Он привык к открытой полемике с читателями. Как правило, на встречах его критиковали степенные, традиционно мыслящие люди. Они порицали его за нарушение всякого рода канонов, всяческих границ, и излюбленной мишенью такого рода аудиторий была, конечно же, его любовная лирика, объектом же порой бестактных, порою просто вызывающих вопросов — его отношения с Валей. Он отвечал без секундной заминки — о праве поэта на самовыражение, о неприкасаемости интимных отношений, о святости, неповторимости каждой, отдельно взятой «любови», о необходимости уважать эту неповторимость. Чувствовал, что многие реплики звучали в его устах как откровение и вызов, но не смущался. Он сокрушал ортодоксов и неизменно срывал аплодисменты и восторженные возгласы у самой отчаянной части аудитории, которая все еще зачитывалась его военной лирикой, цитируя ее наизусть: «какой была ты сонной-сонной, вскочив с кровати босиком...», и придирчиво, требовательно допрашивала, почему он стал писать меньше стихов.
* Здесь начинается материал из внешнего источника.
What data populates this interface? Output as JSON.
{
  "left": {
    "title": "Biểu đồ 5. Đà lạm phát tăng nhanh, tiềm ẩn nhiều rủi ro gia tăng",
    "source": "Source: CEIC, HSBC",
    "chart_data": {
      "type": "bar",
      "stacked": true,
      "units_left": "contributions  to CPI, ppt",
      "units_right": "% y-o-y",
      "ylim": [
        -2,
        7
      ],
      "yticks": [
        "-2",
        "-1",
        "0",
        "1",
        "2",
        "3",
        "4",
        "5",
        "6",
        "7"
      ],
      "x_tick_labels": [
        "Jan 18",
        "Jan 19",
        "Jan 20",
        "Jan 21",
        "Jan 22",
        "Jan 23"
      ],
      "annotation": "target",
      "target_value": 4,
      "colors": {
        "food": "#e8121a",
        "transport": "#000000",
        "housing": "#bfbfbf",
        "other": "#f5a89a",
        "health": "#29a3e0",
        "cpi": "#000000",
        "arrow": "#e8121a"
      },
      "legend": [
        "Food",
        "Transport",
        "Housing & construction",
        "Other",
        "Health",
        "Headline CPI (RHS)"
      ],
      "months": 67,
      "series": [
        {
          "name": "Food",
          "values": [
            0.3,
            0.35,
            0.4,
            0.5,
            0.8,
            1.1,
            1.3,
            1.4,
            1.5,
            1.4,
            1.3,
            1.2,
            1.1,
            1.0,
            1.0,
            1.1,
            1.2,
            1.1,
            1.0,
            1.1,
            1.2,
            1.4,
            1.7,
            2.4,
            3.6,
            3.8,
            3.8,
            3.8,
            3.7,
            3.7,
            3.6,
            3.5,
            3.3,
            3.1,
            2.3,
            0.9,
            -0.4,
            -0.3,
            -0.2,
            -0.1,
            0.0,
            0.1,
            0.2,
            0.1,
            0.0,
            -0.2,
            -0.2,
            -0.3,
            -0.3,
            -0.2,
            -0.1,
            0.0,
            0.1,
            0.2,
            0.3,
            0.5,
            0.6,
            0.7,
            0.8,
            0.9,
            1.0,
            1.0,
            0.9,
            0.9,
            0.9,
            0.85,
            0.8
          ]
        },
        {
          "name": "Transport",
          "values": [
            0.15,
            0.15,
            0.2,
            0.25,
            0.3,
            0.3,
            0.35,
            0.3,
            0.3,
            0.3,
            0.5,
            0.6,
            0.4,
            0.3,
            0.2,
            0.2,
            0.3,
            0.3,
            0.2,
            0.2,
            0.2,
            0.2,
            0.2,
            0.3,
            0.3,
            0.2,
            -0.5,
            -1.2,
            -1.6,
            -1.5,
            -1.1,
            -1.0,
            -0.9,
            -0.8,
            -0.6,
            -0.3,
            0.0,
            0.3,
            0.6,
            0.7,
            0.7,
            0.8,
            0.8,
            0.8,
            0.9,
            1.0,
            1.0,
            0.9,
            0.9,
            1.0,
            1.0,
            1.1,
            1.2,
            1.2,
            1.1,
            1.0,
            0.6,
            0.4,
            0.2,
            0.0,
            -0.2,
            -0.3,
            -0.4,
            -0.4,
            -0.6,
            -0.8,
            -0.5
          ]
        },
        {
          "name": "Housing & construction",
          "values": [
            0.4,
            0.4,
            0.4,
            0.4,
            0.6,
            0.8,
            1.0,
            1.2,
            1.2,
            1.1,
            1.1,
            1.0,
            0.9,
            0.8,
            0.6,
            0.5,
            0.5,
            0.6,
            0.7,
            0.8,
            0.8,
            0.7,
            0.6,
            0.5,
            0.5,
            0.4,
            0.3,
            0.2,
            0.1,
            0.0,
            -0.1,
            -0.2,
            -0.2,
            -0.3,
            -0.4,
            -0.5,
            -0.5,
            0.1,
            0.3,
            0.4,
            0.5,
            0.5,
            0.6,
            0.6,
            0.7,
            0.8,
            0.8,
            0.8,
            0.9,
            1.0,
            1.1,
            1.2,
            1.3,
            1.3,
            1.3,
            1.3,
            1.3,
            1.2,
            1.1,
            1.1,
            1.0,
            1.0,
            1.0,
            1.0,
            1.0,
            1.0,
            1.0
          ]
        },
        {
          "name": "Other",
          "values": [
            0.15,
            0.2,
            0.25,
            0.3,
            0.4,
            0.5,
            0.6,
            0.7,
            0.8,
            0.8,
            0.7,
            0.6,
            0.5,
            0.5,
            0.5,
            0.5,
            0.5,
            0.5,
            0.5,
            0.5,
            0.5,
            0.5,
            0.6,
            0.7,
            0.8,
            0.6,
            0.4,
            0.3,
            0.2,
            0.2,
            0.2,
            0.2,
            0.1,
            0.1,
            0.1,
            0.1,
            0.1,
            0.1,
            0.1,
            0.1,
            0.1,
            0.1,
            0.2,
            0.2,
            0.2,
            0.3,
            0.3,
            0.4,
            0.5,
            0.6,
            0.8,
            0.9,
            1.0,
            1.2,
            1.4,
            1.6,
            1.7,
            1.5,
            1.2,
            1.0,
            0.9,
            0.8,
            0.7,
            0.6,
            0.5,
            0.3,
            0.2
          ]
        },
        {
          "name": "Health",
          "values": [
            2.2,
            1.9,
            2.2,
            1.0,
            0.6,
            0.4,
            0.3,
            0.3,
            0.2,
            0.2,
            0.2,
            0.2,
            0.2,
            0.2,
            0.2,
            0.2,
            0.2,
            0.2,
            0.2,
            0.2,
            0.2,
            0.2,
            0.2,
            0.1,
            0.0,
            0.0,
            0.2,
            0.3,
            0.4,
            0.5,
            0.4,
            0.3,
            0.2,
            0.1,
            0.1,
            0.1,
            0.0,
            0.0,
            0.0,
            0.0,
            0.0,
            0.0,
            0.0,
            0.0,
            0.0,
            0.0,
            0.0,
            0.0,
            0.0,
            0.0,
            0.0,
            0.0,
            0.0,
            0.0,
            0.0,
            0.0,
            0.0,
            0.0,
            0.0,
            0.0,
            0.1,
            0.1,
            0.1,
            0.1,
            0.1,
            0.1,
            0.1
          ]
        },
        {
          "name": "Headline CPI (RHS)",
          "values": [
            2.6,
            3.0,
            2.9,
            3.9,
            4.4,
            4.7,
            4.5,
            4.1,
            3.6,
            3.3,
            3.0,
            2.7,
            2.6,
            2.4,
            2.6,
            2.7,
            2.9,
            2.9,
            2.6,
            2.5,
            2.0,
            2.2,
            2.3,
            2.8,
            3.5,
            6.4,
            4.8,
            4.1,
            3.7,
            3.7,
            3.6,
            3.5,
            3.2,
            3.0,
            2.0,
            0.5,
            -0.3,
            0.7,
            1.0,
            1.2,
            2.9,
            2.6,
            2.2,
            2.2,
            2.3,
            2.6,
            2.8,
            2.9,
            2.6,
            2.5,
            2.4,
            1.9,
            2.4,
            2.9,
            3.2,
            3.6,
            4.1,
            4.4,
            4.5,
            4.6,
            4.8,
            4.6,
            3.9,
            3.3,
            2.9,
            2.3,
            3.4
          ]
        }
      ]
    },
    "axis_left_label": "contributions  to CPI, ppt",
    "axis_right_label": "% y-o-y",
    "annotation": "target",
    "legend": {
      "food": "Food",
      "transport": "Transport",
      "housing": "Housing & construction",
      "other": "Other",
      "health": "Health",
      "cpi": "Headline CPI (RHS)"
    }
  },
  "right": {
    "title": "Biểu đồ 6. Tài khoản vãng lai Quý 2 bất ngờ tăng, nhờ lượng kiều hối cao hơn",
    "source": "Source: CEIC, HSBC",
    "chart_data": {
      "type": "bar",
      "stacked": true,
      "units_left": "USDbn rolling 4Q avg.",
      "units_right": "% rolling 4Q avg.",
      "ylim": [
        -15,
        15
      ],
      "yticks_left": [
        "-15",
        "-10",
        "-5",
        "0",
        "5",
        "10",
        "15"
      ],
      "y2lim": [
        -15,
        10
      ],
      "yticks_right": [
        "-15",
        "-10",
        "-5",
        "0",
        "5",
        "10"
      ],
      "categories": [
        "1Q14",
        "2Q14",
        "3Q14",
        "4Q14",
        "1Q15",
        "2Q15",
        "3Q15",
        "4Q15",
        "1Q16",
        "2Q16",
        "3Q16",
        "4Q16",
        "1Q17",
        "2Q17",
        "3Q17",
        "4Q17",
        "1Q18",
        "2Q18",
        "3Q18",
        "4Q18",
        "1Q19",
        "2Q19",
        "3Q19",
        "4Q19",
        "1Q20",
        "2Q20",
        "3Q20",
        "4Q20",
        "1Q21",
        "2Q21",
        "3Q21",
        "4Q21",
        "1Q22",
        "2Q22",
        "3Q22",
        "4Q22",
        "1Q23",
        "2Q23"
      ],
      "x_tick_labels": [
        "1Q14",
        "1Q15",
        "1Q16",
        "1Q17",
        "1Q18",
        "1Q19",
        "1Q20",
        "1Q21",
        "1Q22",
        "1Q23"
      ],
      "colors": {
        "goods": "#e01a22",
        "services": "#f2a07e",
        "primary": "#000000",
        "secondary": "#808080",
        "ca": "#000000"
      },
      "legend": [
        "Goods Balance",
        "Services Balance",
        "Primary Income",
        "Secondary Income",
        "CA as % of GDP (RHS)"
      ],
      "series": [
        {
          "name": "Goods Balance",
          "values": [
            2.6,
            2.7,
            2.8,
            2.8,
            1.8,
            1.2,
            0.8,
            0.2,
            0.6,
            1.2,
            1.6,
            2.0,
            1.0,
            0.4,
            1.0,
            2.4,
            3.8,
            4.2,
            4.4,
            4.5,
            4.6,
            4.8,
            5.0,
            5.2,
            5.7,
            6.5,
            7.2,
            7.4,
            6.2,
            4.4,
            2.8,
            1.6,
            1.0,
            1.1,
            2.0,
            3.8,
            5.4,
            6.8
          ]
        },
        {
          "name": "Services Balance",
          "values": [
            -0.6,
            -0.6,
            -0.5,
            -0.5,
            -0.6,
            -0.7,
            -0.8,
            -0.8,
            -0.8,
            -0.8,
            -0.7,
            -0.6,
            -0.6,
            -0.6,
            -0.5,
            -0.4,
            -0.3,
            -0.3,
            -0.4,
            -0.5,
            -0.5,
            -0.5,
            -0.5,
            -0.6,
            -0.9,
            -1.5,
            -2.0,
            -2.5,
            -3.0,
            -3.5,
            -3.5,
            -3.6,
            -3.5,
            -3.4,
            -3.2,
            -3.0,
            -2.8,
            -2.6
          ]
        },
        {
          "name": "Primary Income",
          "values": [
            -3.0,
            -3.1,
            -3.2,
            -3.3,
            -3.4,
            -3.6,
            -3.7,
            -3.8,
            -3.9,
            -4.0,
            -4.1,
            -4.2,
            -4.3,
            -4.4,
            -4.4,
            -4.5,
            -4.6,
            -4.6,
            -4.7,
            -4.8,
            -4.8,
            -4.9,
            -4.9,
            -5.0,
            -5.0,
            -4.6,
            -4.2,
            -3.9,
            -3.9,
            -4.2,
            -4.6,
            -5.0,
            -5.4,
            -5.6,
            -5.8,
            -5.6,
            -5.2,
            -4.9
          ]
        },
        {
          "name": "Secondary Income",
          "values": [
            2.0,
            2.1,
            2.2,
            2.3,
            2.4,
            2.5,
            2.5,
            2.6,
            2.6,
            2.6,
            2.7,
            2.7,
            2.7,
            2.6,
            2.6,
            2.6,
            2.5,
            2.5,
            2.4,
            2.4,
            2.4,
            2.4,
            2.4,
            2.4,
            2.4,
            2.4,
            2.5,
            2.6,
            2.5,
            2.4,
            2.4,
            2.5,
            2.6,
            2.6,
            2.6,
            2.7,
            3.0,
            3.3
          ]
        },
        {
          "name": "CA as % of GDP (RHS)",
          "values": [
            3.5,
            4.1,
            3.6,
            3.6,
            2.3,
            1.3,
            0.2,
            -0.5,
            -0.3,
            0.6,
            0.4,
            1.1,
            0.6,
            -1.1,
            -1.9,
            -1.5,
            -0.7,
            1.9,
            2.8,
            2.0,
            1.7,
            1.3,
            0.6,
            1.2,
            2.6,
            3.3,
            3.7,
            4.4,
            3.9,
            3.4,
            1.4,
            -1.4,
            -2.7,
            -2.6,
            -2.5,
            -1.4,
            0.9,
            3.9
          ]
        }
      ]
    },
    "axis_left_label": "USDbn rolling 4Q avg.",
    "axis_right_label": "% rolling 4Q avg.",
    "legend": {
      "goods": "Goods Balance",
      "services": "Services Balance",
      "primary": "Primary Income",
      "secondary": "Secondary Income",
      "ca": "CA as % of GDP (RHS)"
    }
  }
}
Теперь, наверное, впервые ощутил он, стрелы полетели с другой стороны. Он вдруг увидел себя отнесенным к какому-то совсем иному, чуждому ему стану.
Было это на самом деле или только мерещилось — кто-то хочет изолировать его от потока новой жизни, который с каждым днем набирал силу. Создать впечатление, будто все, что происходит — противно воле и желанию Симонова, будто в нынешнем ходе событий заложено нечто такое, что противоречит его представлениям, его убеждениям, его «так верую». Порою казалось — невозможно бороться с этим наваждением ни вокруг, ни внутри себя. Сражаться можно с чем-то реальным, материализовавшимся в людях, поступках, заявлениях, в статьях и речах, наконец. Как бороться с тем, что обступает тебя невидимо и неслышимо, словно колдовские огни на болоте, словно адановские вилисы на кладбище.
Нелепо было бы все связывать с тем «выбросом» Хрущева. В конце концов, о нем знали только Сурков да десяток чиновников-перестраховщиков, на которых он никогда не обращал внимание. Способ отринуть от себя эту нежданную напасть, эту обескураживающую напраслину был только один — идти тем же курсом, которым шел всегда, только еще более уверенно. Из Красноярска вернулась Нина Павловна с мужем. Заранее о своем приезде не сообщила, но в Москве позвонила прямо с вокзала. И прямо с вокзала он привез их к себе домой. С мужем Нины Павловны он встретился, как с родным человеком. Гости, даже Нина Павловна, после столь долгой разлуки сначала чувствовали себя неловко, скованно. Постепенно отходили, оттаивали... Зазвучали, как сказочная мюнхаузеновская свирель, принесенная с мороза в тепло, слова благодарности, признательности. Гордон, Юз, как его звала Нина Павловна, все твердил, что, мол, никогда не забудет всего, что сделал К.М. для его жены. Нина Павловна молча переводила сияющий взор с мужа на вновь обретенного шефа. Он же, гудя и картавя, стремился перевести разговор на будущее. О том, где жить, куда обращаться, кому писать.
Бывало, что и раньше, при Сталине, люди, в том числе и его знакомые, возвращались оттуда, но так вот близко, у себя дома, он никого из них до сих пор не видел. Он ловил себя на том, что ему хочется коснуться Юза рукой, потрогать на ощупь бурую, залоснившуюся ткань его потерявшего форму пиджака, следить за движением его исхудавших, иссиненных вздувшимися венами рук, вылезавших из коротких рукавов рубашки.